Now here is the problem:

forwardingfunction(a::Val{N}) where N = Factorial(a)
@generated function Factorial(::Val{N}) where N
N == 1 ? :(1) : :(N * forwardingfunction(Val($(N-1))))
end
julia> @btime Factorial(Val(10))
268.189 ns (5 allocations: 80 bytes)
3628800

Note that we have replaced the recursive call Factorial with forwardingfunction. However, the latter function just forwards the argument to Factorial so the functionality is no different to before.

By inserting forwardingfunction within the Factorial, the function is much slower (and allocates!). This suggests that the compiler is resorting to runtime dispatch. However, forwardingfunction does not require any runtime information (i think) and therefore, should be compiled away.

Why is the compiler not eager enough to perform the same sort of optimisations as before?

In my incomplete understanding you are mixing compile and runtime here. I started with maybe a more natural example for mutual recursion at compile time

function Odd(::Val{N}) where N end
@generated function Even(::Val{N}) where N
N == 0 || Odd(Val(N - 1))
end
@generated function Odd(::Val{N}) where N
N == 1 || Even(Val(N - 1))
end
@btime Even(Val(10))
@btime Odd(Val(10))

which adapted to your forwarding requirement would look like

function Factorial(::Val{N}) where N end
@generated function Forward(::Val{N}) where N
:(Factorial(Val(N)))
end
@generated function Factorial(::Val{N}) where N
N == 1 ? 1 : (N * Forward(Val(N-1)))
end
@btime Factorial(Val(10))

Flatten.jl is all nested generated functions, and Accessors.jl has some too. We run into similar problems, stalling generated recursion heavy PRs like this: https://github.com/JuliaObjects/Accessors.jl/pull/23.

We were hoping 1.7 might fix some of the type stability problems, but it has actually made them worse, as you suggest.

What is your reasoning behind turning Forward into a @generated function? I can’t tell the difference between your implementation and mine. If my understanding is correct, you are instantiating a Val each time you run that function, whereas in my implementation I am just forwarding the argument.

The same as yours making Factorial a @generated function in the first place?
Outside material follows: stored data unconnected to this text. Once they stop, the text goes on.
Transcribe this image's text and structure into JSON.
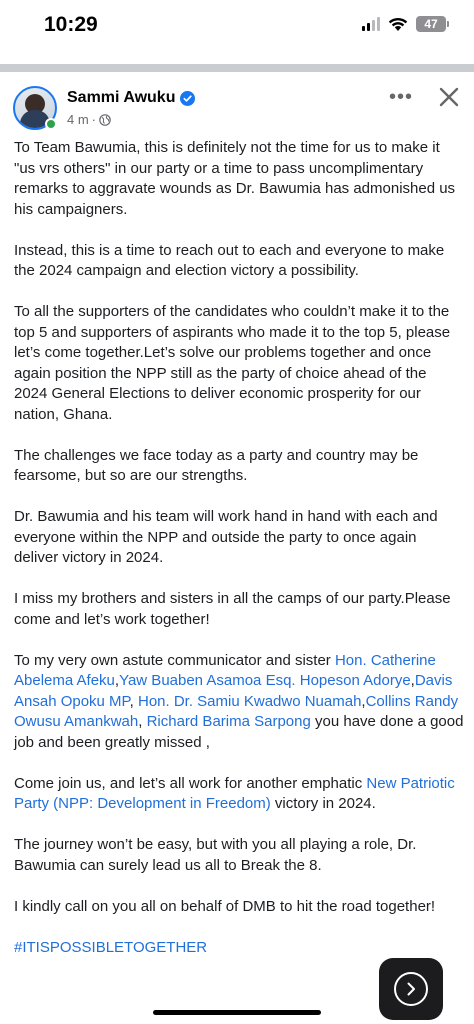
{
  "status_bar": {
    "time": "10:29",
    "battery": "47",
    "icons": [
      "signal-icon",
      "wifi-icon",
      "battery-icon"
    ]
  },
  "post": {
    "author": "Sammi Awuku",
    "time_ago": "4 m",
    "separator": "·",
    "icons": [
      "verified-icon",
      "globe-icon",
      "more-icon",
      "close-icon"
    ],
    "body": {
      "p1": "To Team Bawumia, this is definitely not the time for us to make it \"us vrs others\" in our party or a time to pass uncomplimentary remarks to aggravate wounds as Dr. Bawumia has admonished us his campaigners.",
      "p2": "Instead, this is a time to reach  out to each and everyone to make the 2024 campaign and election victory a possibility.",
      "p3": "To all the supporters of the candidates who couldn’t make it to the top 5 and supporters of aspirants who made it to the top 5, please let’s come together.Let’s solve our problems together and once again position the NPP still as the party of choice ahead of the 2024 General Elections to deliver economic prosperity for our  nation, Ghana.",
      "p4": "The challenges we face today as a party and country may be fearsome, but so are our strengths.",
      "p5": "Dr. Bawumia and his team will work hand in hand with each and  everyone within the NPP and outside the party to once again deliver victory in 2024.",
      "p6": "I miss my brothers and sisters in all the camps of our party.Please come and let’s work together!",
      "p7_prefix": "To my very own astute communicator and sister ",
      "p7_links": [
        "Hon. Catherine Abelema Afeku",
        "Yaw Buaben Asamoa Esq.",
        "Hopeson Adorye",
        "Davis Ansah Opoku MP",
        "Hon. Dr. Samiu Kwadwo Nuamah",
        "Collins Randy Owusu Amankwah",
        "Richard Barima Sarpong"
      ],
      "p7_comma": ",",
      "p7_comma_space": ", ",
      "p7_suffix": " you have done a good job and been greatly missed ,",
      "p8_prefix": "Come  join us, and let’s all work for another emphatic ",
      "p8_link": "New Patriotic Party (NPP: Development in Freedom)",
      "p8_suffix": " victory in 2024.",
      "p9": "The journey won’t be easy, but with you all playing a role, Dr. Bawumia can surely lead us all to Break the 8.",
      "p10": "I kindly call on you all on behalf of DMB to hit the road together!",
      "hashtag": "#ITISPOSSIBLETOGETHER"
    }
  },
  "floating": {
    "icon": "chevron-right-icon"
  },
  "colors": {
    "link": "#216fdb",
    "verified": "#1877f2",
    "online": "#31a24c"
  }
}
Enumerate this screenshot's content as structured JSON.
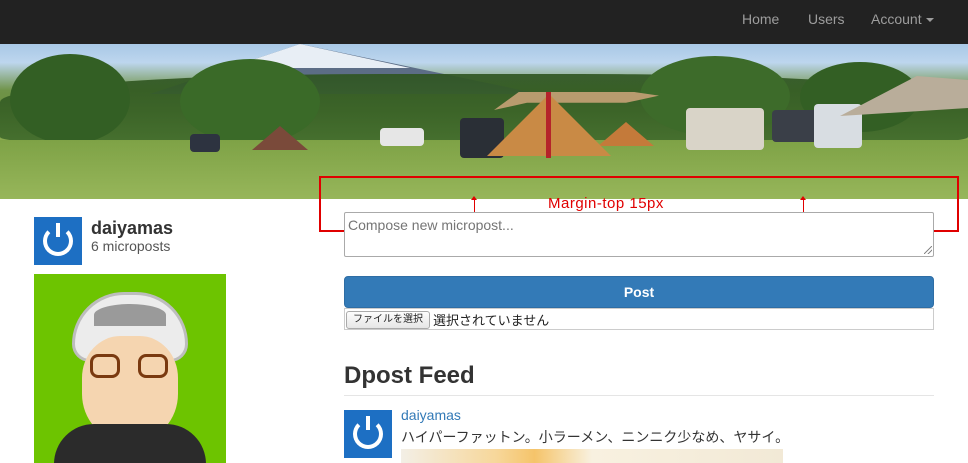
{
  "navbar": {
    "links": [
      {
        "label": "Home"
      },
      {
        "label": "Users"
      },
      {
        "label": "Account"
      }
    ]
  },
  "annotation": {
    "label": "Margin-top 15px",
    "color": "#e00000"
  },
  "sidebar": {
    "username": "daiyamas",
    "post_count": "6 microposts"
  },
  "composer": {
    "placeholder": "Compose new micropost...",
    "post_button_label": "Post",
    "file_button_label": "ファイルを選択",
    "file_status": "選択されていません"
  },
  "feed": {
    "title": "Dpost Feed",
    "items": [
      {
        "user": "daiyamas",
        "content": "ハイパーファットン。小ラーメン、ニンニク少なめ、ヤサイ。"
      }
    ]
  },
  "colors": {
    "navbar_bg": "#222222",
    "brand_blue": "#337ab7",
    "avatar_blue": "#1d6fc3",
    "profile_green": "#6dc400"
  }
}
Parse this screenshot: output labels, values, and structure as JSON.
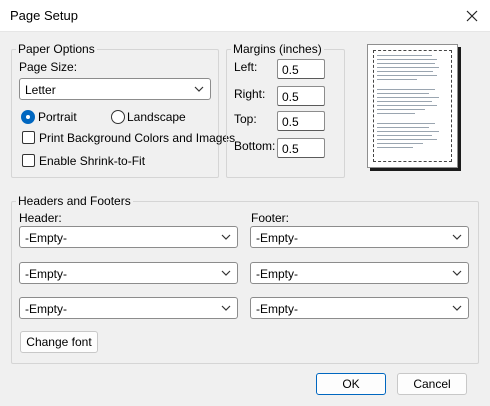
{
  "window": {
    "title": "Page Setup"
  },
  "paper_options": {
    "legend": "Paper Options",
    "page_size_label": "Page Size:",
    "page_size_value": "Letter",
    "portrait_label": "Portrait",
    "landscape_label": "Landscape",
    "orientation_selected": "Portrait",
    "print_bg_label": "Print Background Colors and Images",
    "print_bg_checked": false,
    "shrink_label": "Enable Shrink-to-Fit",
    "shrink_checked": false
  },
  "margins": {
    "legend": "Margins (inches)",
    "left_label": "Left:",
    "left_value": "0.5",
    "right_label": "Right:",
    "right_value": "0.5",
    "top_label": "Top:",
    "top_value": "0.5",
    "bottom_label": "Bottom:",
    "bottom_value": "0.5"
  },
  "headers_footers": {
    "legend": "Headers and Footers",
    "header_label": "Header:",
    "footer_label": "Footer:",
    "header_values": [
      "-Empty-",
      "-Empty-",
      "-Empty-"
    ],
    "footer_values": [
      "-Empty-",
      "-Empty-",
      "-Empty-"
    ],
    "change_font_label": "Change font"
  },
  "buttons": {
    "ok_label": "OK",
    "cancel_label": "Cancel"
  },
  "colors": {
    "accent": "#0067c0",
    "background": "#f0f0f0"
  },
  "icons": {
    "close": "close-icon",
    "dropdown": "chevron-down-icon"
  }
}
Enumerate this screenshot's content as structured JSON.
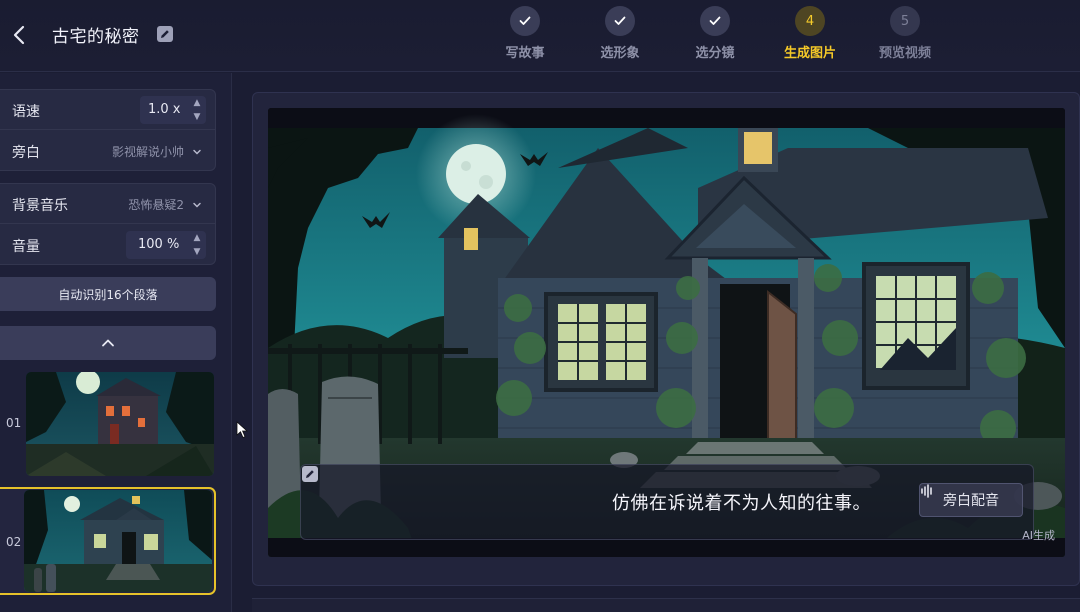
{
  "header": {
    "title": "古宅的秘密",
    "steps": [
      {
        "label": "写故事",
        "state": "done"
      },
      {
        "label": "选形象",
        "state": "done"
      },
      {
        "label": "选分镜",
        "state": "done"
      },
      {
        "label": "生成图片",
        "number": "4",
        "state": "active"
      },
      {
        "label": "预览视频",
        "number": "5",
        "state": "pending"
      }
    ]
  },
  "sidebar": {
    "speed": {
      "label": "语速",
      "value": "1.0 x"
    },
    "narration": {
      "label": "旁白",
      "value": "影视解说小帅"
    },
    "bgm": {
      "label": "背景音乐",
      "value": "恐怖悬疑2"
    },
    "volume": {
      "label": "音量",
      "value": "100 %"
    },
    "auto_button": "自动识别16个段落",
    "scenes": [
      {
        "index": "01",
        "selected": false
      },
      {
        "index": "02",
        "selected": true
      }
    ]
  },
  "preview": {
    "subtitle": "仿佛在诉说着不为人知的往事。",
    "voice_button": "旁白配音",
    "ai_tag": "AI生成"
  },
  "colors": {
    "accent": "#f5c928",
    "background": "#1b1d33",
    "panel": "#272a43"
  }
}
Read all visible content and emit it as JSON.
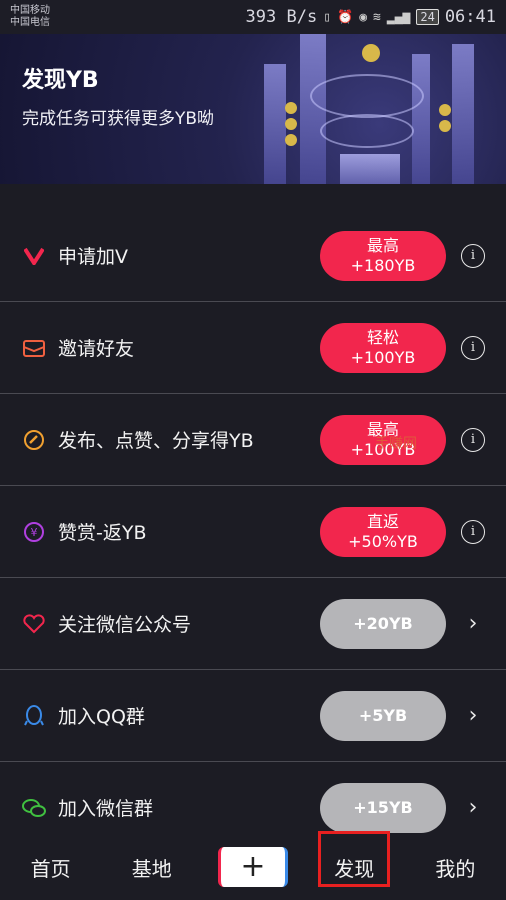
{
  "status": {
    "carrier1": "中国移动",
    "carrier2": "中国电信",
    "speed": "393 B/s",
    "battery": "24",
    "time": "06:41"
  },
  "banner": {
    "title": "发现YB",
    "subtitle": "完成任务可获得更多YB呦"
  },
  "rows": [
    {
      "label": "申请加V",
      "pill1": "最高",
      "pill2": "+180YB",
      "icon": "v-icon",
      "style": "red",
      "trail": "info"
    },
    {
      "label": "邀请好友",
      "pill1": "轻松",
      "pill2": "+100YB",
      "icon": "envelope-icon",
      "style": "red",
      "trail": "info"
    },
    {
      "label": "发布、点赞、分享得YB",
      "pill1": "最高",
      "pill2": "+100YB",
      "icon": "circle-arrow-icon",
      "style": "red",
      "trail": "info"
    },
    {
      "label": "赞赏-返YB",
      "pill1": "直返",
      "pill2": "+50%YB",
      "icon": "yen-coin-icon",
      "style": "red",
      "trail": "info"
    },
    {
      "label": "关注微信公众号",
      "pill1": "",
      "pill2": "+20YB",
      "icon": "heart-icon",
      "style": "gray",
      "trail": "chevron"
    },
    {
      "label": "加入QQ群",
      "pill1": "",
      "pill2": "+5YB",
      "icon": "qq-icon",
      "style": "gray",
      "trail": "chevron"
    },
    {
      "label": "加入微信群",
      "pill1": "",
      "pill2": "+15YB",
      "icon": "wechat-icon",
      "style": "gray",
      "trail": "chevron"
    }
  ],
  "watermark": "手赚网",
  "tabs": {
    "home": "首页",
    "base": "基地",
    "plus": "+",
    "discover": "发现",
    "mine": "我的"
  }
}
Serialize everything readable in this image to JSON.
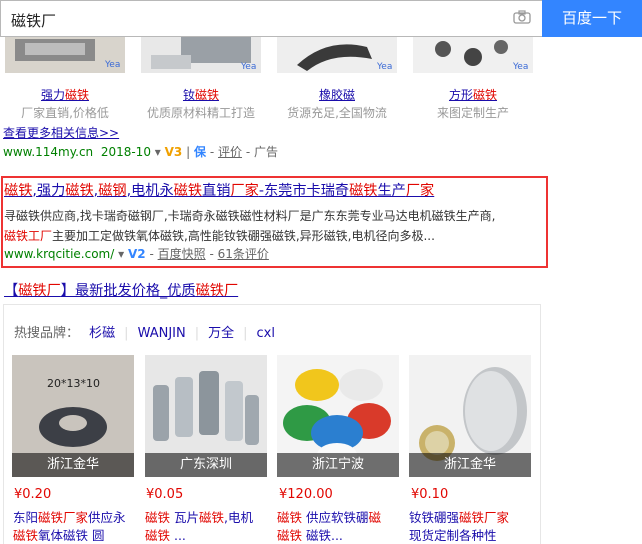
{
  "search": {
    "query": "磁铁厂",
    "button": "百度一下"
  },
  "ad": {
    "thumbs": [
      {
        "label_pre": "强力",
        "label_red": "磁铁",
        "label_post": "",
        "sub": "厂家直销,价格低"
      },
      {
        "label_pre": "钕",
        "label_red": "磁铁",
        "label_post": "",
        "sub": "优质原材料精工打造"
      },
      {
        "label_pre": "",
        "label_red": "",
        "label_post": "橡胶磁",
        "sub": "货源充足,全国物流"
      },
      {
        "label_pre": "方形",
        "label_red": "磁铁",
        "label_post": "",
        "sub": "来图定制生产"
      }
    ],
    "more": "查看更多相关信息>>",
    "url": "www.114my.cn",
    "date": "2018-10",
    "v3": "V3",
    "bao": "保",
    "eval": "评价",
    "ad_tag": "广告"
  },
  "result": {
    "title_parts": [
      "磁铁",
      ",强力",
      "磁铁",
      ",",
      "磁钢",
      ",电机永",
      "磁铁",
      "直销",
      "厂家",
      "-东莞市卡瑞奇",
      "磁铁",
      "生产",
      "厂家"
    ],
    "abstract_line1": "寻磁铁供应商,找卡瑞奇磁钢厂,卡瑞奇永磁铁磁性材料厂是广东东莞专业马达电机磁铁生产商,",
    "abstract_line2_red": "磁铁工厂",
    "abstract_line2_rest": "主要加工定做铁氧体磁铁,高性能钕铁硼强磁铁,异形磁铁,电机径向多极...",
    "url": "www.krqcitie.com/",
    "v2": "V2",
    "snapshot": "百度快照",
    "reviews": "61条评价"
  },
  "second": {
    "title_a": "【",
    "title_red": "磁铁厂",
    "title_b": "】最新批发价格_优质",
    "title_red2": "磁铁厂",
    "hot_label": "热搜品牌：",
    "hot_items": [
      "杉磁",
      "WANJIN",
      "万全",
      "cxl"
    ],
    "products": [
      {
        "caption": "浙江金华",
        "price": "¥0.20",
        "desc1_a": "东阳",
        "desc1_red": "磁铁厂家",
        "desc1_b": "供应永",
        "desc2_red": "磁铁",
        "desc2_b": "氧体磁铁 圆",
        "img_text": "20*13*10"
      },
      {
        "caption": "广东深圳",
        "price": "¥0.05",
        "desc1_a": "",
        "desc1_red": "磁铁",
        "desc1_b": " 瓦片",
        "desc1_red2": "磁铁",
        "desc1_c": ",电机",
        "desc2_red": "磁铁",
        "desc2_b": " ..."
      },
      {
        "caption": "浙江宁波",
        "price": "¥120.00",
        "desc1_a": "",
        "desc1_red": "磁铁",
        "desc1_b": " 供应软铁硼",
        "desc1_red2": "磁",
        "desc1_c": "",
        "desc2_red": "磁铁",
        "desc2_b": " 磁铁..."
      },
      {
        "caption": "浙江金华",
        "price": "¥0.10",
        "desc1_a": "钕铁硼强",
        "desc1_red": "磁铁厂家",
        "desc1_b": "",
        "desc2_red": "",
        "desc2_b": "现货定制各种性"
      }
    ]
  }
}
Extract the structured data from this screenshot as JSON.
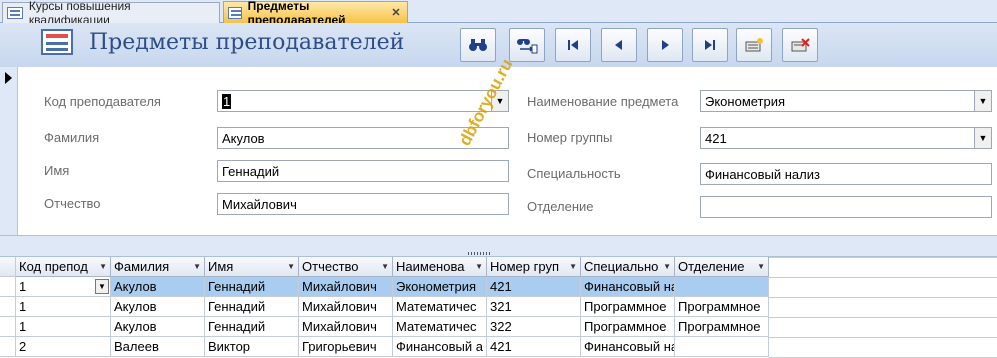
{
  "tabs": [
    {
      "label": "Курсы повышения квалификации",
      "active": false
    },
    {
      "label": "Предметы преподавателей",
      "active": true
    }
  ],
  "header": {
    "title": "Предметы преподавателей",
    "nav_buttons": [
      {
        "name": "find-button",
        "icon": "binoculars"
      },
      {
        "name": "replace-button",
        "icon": "binoculars-replace"
      },
      {
        "name": "first-record-button",
        "icon": "first-record"
      },
      {
        "name": "previous-record-button",
        "icon": "previous-record"
      },
      {
        "name": "next-record-button",
        "icon": "next-record"
      },
      {
        "name": "last-record-button",
        "icon": "last-record"
      },
      {
        "name": "new-record-button",
        "icon": "new-record"
      },
      {
        "name": "delete-record-button",
        "icon": "delete-record"
      }
    ]
  },
  "form": {
    "teacher_code": {
      "label": "Код преподавателя",
      "value": "1"
    },
    "last_name": {
      "label": "Фамилия",
      "value": "Акулов"
    },
    "first_name": {
      "label": "Имя",
      "value": "Геннадий"
    },
    "patronymic": {
      "label": "Отчество",
      "value": "Михайлович"
    },
    "subject_name": {
      "label": "Наименование предмета",
      "value": "Эконометрия"
    },
    "group_number": {
      "label": "Номер группы",
      "value": "421"
    },
    "specialty": {
      "label": "Специальность",
      "value": "Финансовый нализ"
    },
    "department": {
      "label": "Отделение",
      "value": ""
    }
  },
  "watermark": "dbforyou.ru",
  "datasheet": {
    "columns": [
      "Код препод",
      "Фамилия",
      "Имя",
      "Отчество",
      "Наименова",
      "Номер груп",
      "Специально",
      "Отделение"
    ],
    "rows": [
      [
        "1",
        "Акулов",
        "Геннадий",
        "Михайлович",
        "Эконометрия",
        "421",
        "Финансовый на",
        ""
      ],
      [
        "1",
        "Акулов",
        "Геннадий",
        "Михайлович",
        "Математичес",
        "321",
        "Программное",
        "Программное"
      ],
      [
        "1",
        "Акулов",
        "Геннадий",
        "Михайлович",
        "Математичес",
        "322",
        "Программное",
        "Программное"
      ],
      [
        "2",
        "Валеев",
        "Виктор",
        "Григорьевич",
        "Финансовый а",
        "421",
        "Финансовый на",
        ""
      ]
    ]
  },
  "colors": {
    "title": "#2d4d86",
    "header_band": "#c7d7ee",
    "active_tab": "#f6c24a",
    "selected_row": "#a9cdf0",
    "watermark": "#d9a000"
  }
}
Shifting computation from runtime to compile time, which it obviously does:

0.001 ns (0 allocations: 0 bytes)
3628800

Edit: there seems to be an alternate route, which could be more appropriate for you:

using BenchmarkTools
Base.@pure function Forward(a::Val{N}) where N
Factorial(a)
end
@generated function Factorial(::Val{N}) where N
N == 1 ? 1 : (N * Forward(Val(N-1)))
end
@btime Factorial(Val(10))

The difference between Factorial and Forward is that Factorial performs computations. I am not performing any computations in the Forward function, I am just forwarding the argument - the compiler does not require any runtime information to compile that.

What computation are you exactly performing in your version of Forward? If I am understanding correctly, everything within the expression you return is being evaluated at runtime.